The FCC has also rebuffed recent efforts by LPTV programmers to explore emerging technology that could allow them to expand their spectrum to utilize broadband. This resistance to an inclusive policy is raising concerns that the commission is motivated more by financial interests than public interest.
Media policy blogger Brendan Holland echoed media advocates last February when he suggested the FCC might be trying to nip LPTV’s greater development in the bud for fear of "foregoing the revenues that would come from an auction of reclaimed television spectrum."

LPTV Denied “Must-Carry” on Cable -
Another barrier is LPTV’s exclusion from “must-carry” requirements, which state that locally licensed television stations must be carried on a cable provider's system. This policy, which Congress enacted in 1992, continues to hinder LPTV’s expansion.

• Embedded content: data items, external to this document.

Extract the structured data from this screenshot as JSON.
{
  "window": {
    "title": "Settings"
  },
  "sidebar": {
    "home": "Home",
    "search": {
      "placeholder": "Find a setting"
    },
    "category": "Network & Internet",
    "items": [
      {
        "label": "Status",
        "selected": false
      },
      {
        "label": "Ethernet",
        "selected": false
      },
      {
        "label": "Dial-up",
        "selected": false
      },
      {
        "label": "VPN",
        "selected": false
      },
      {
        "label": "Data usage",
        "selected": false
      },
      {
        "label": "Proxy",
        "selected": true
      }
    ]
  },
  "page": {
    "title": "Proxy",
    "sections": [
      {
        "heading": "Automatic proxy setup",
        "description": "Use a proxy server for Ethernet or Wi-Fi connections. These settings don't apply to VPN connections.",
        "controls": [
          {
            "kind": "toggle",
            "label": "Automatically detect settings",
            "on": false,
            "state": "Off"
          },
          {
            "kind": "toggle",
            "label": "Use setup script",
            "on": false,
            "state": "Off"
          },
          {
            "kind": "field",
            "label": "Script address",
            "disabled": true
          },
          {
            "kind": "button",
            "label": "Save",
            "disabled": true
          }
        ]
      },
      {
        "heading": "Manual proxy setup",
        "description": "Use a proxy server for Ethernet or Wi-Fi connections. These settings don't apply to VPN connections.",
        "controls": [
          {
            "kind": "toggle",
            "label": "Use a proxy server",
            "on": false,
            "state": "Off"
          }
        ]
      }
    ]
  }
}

Not being able to grab a foothold in the cable market is a major source of frustration for KAXT’s owners and programmers. Kapur recounted how, after waiting a year to get a meeting with Comcast executives, he made his pitch only to be told to come back a year later.

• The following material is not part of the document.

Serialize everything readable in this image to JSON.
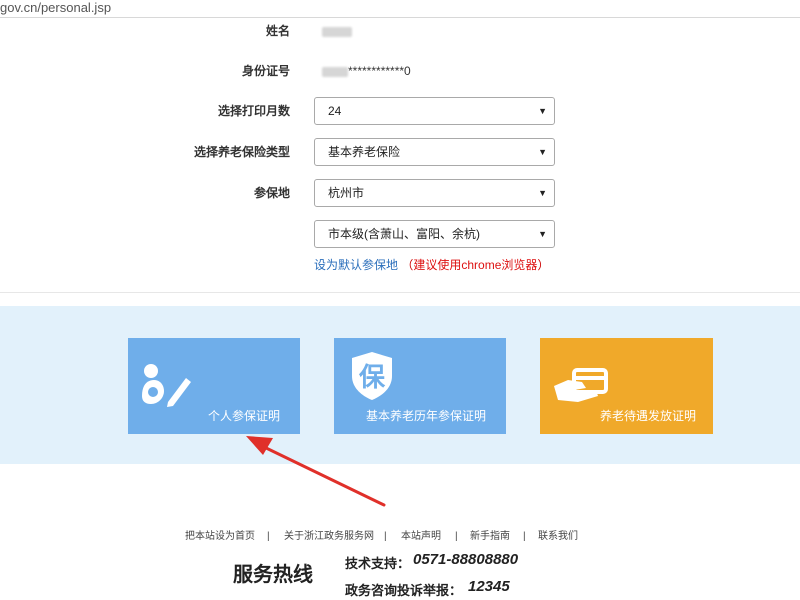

Andrew Kao worries that he’s not able to reach more affluent members of the Chinese-speaking community. They can afford cable subscriptions but could also benefit from more programming in their own language than currently offered.

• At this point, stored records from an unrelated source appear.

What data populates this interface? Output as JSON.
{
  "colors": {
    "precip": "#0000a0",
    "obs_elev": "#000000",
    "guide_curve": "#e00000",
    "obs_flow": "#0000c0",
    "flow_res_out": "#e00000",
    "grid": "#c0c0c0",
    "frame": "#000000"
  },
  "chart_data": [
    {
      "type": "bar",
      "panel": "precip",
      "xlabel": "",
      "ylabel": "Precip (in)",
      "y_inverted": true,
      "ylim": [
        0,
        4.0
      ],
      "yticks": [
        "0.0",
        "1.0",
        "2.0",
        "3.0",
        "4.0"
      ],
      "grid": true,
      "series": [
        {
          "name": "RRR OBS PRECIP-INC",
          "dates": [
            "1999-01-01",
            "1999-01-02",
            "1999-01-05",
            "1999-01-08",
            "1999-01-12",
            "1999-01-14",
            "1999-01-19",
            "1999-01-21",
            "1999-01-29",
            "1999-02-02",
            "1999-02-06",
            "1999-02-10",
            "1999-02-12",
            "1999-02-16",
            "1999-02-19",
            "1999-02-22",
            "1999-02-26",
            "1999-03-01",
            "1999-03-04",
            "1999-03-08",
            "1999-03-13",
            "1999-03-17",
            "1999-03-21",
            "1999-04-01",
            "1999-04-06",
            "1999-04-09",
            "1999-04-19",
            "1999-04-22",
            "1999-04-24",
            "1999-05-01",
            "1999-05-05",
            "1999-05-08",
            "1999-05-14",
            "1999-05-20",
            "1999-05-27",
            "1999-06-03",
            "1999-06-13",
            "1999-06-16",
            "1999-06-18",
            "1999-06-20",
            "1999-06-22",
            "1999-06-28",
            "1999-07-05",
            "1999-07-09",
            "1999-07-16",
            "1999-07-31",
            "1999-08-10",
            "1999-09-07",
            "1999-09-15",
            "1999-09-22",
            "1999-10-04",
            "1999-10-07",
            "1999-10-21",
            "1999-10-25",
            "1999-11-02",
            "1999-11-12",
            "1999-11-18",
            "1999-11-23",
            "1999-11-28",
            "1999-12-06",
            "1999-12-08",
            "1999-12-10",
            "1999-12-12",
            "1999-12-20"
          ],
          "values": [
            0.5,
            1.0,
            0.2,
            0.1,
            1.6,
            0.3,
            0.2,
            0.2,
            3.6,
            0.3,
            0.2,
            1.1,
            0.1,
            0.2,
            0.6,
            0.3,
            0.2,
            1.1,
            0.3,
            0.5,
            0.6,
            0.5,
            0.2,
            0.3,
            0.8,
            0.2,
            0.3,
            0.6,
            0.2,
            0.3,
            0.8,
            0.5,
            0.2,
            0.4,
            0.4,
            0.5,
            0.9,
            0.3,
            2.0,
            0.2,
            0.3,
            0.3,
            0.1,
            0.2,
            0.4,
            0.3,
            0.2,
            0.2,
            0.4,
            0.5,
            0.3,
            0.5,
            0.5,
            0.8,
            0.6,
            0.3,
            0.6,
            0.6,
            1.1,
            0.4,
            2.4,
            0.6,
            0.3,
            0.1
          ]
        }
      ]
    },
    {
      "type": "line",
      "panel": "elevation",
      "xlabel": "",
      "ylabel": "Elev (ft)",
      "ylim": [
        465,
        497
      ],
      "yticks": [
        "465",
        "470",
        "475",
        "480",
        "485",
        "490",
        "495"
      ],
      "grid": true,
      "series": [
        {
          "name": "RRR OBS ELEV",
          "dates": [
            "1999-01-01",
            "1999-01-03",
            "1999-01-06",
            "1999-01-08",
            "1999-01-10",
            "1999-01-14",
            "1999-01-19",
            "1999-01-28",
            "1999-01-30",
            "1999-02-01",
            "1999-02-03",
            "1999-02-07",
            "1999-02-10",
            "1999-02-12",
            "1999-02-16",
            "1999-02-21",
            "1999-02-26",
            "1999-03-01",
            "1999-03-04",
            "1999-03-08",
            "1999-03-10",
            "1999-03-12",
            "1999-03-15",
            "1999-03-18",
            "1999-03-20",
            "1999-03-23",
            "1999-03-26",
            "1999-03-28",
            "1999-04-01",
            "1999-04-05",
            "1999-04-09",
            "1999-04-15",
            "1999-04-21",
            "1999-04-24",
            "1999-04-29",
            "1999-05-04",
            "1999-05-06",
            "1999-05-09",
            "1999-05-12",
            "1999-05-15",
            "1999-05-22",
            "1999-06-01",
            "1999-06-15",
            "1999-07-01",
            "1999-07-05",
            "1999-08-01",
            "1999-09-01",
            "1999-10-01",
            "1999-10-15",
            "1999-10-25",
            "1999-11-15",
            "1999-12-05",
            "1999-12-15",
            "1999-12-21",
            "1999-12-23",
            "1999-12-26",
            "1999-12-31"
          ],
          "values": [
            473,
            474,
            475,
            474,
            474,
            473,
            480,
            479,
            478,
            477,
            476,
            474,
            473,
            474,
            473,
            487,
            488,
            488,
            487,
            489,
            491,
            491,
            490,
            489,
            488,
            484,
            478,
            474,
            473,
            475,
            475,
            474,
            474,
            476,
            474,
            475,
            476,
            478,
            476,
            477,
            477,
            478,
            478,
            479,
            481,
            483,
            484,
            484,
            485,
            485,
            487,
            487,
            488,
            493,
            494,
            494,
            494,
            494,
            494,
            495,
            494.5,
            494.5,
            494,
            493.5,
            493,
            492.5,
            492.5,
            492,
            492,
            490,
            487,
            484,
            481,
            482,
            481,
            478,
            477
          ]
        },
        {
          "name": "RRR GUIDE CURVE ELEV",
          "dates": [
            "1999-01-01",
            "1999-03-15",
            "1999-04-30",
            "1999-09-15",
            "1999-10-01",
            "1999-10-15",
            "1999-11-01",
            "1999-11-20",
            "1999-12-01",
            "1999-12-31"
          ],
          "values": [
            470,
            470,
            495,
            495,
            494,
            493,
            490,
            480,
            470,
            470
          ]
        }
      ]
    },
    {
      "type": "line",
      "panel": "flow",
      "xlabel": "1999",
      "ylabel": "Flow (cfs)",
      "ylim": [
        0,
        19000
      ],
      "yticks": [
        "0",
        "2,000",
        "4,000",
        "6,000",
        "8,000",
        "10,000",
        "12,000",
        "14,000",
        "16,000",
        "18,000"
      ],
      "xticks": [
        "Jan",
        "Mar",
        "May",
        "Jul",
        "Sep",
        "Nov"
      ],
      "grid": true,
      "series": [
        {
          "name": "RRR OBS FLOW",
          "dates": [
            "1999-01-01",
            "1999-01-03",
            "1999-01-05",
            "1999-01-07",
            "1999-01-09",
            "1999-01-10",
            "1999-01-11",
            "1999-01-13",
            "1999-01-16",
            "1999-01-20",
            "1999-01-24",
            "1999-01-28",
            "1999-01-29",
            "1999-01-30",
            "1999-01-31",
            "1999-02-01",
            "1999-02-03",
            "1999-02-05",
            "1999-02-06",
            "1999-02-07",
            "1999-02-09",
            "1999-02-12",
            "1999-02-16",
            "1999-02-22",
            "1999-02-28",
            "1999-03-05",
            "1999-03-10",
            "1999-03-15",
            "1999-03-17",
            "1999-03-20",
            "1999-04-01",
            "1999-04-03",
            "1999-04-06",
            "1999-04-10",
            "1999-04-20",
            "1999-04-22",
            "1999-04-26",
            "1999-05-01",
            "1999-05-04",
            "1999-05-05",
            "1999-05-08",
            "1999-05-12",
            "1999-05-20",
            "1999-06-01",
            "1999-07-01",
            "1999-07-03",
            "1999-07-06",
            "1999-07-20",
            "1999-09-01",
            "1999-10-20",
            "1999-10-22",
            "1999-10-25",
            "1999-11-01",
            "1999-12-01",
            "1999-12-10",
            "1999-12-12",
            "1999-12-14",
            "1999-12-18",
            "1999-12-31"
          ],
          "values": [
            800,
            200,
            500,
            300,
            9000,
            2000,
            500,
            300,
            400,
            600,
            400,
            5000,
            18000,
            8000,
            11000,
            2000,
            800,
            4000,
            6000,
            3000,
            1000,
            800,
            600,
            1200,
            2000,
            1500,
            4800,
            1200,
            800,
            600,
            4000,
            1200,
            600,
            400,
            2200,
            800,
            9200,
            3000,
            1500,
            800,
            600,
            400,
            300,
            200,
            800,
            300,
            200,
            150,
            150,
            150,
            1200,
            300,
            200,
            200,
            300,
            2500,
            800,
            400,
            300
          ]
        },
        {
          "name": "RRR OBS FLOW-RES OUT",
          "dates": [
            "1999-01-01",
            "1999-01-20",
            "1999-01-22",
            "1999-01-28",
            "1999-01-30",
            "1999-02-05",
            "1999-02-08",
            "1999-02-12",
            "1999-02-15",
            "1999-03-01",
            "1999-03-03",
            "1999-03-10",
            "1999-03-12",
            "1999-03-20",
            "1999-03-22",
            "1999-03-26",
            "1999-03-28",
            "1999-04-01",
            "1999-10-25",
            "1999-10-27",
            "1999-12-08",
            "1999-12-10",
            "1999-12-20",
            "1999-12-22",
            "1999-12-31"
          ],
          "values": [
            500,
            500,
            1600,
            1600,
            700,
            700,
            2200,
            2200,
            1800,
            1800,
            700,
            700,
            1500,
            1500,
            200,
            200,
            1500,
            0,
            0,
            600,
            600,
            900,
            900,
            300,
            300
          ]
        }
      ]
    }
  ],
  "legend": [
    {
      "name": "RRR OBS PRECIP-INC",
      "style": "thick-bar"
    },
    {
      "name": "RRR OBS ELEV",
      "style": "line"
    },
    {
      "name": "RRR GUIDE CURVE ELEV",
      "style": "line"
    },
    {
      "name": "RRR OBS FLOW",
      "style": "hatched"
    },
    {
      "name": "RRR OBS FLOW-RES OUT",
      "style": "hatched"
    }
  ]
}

Although LPTV stations, such as KAXT, represent the potential for using emerging technology to broadcast the voices of underserved and minority communities--which could narrow the digital divide if given a chance—they face an uphill struggle as long as the federal government and big corporate interests continue to hold the telecommunications industry in an iron grip.

Digital Dictionary -
Analog Television: The original television format. This technology was phased out in 2009. By 2015, digital technology will replace almost all analog frequencies on the television spectrum.
Audio-Only Channel: Comparable to radio frequencies being aired on TV stations, this programming is often used for news or music by digital TV stations.
Digital Diversity: The inclusion of diverse, multicultural voices in emerging and existing technology, such as broadband and digital TV.
Digital Divide: The technology gap separating haves and have-nots in the new media environment. One effect is digital exclusion, whereby underserved communities with limited access to new technology have few opportunities to get services comparable to those that wealthier, technologically enabled populations can afford.
Digital Television (DTV): This term represents frequencies transmitted along a digital signal path. It replaces analog TV and allows stations to broadcast multiple signals over the same frequency.
Full-power TV: Network stations, such as NBC, CBS, and ABC affiliates, which are guaranteed placement on cable operators' local systems.
Low-power TV: LPTV, a medium designed for the public interest, offers free programming and easier access for underserved communities. These stations are required to provide more educational, children's and local programming than their cable and network counterparts. LPTV is not guaranteed placement on cable systems and has no federal protections against having broadcasters take over their small slice of the broadcast spectrum.
Multiplexing: A technology making it possible for a DTV station to split its spectrum into several channels, all broadcasting on the same frequency.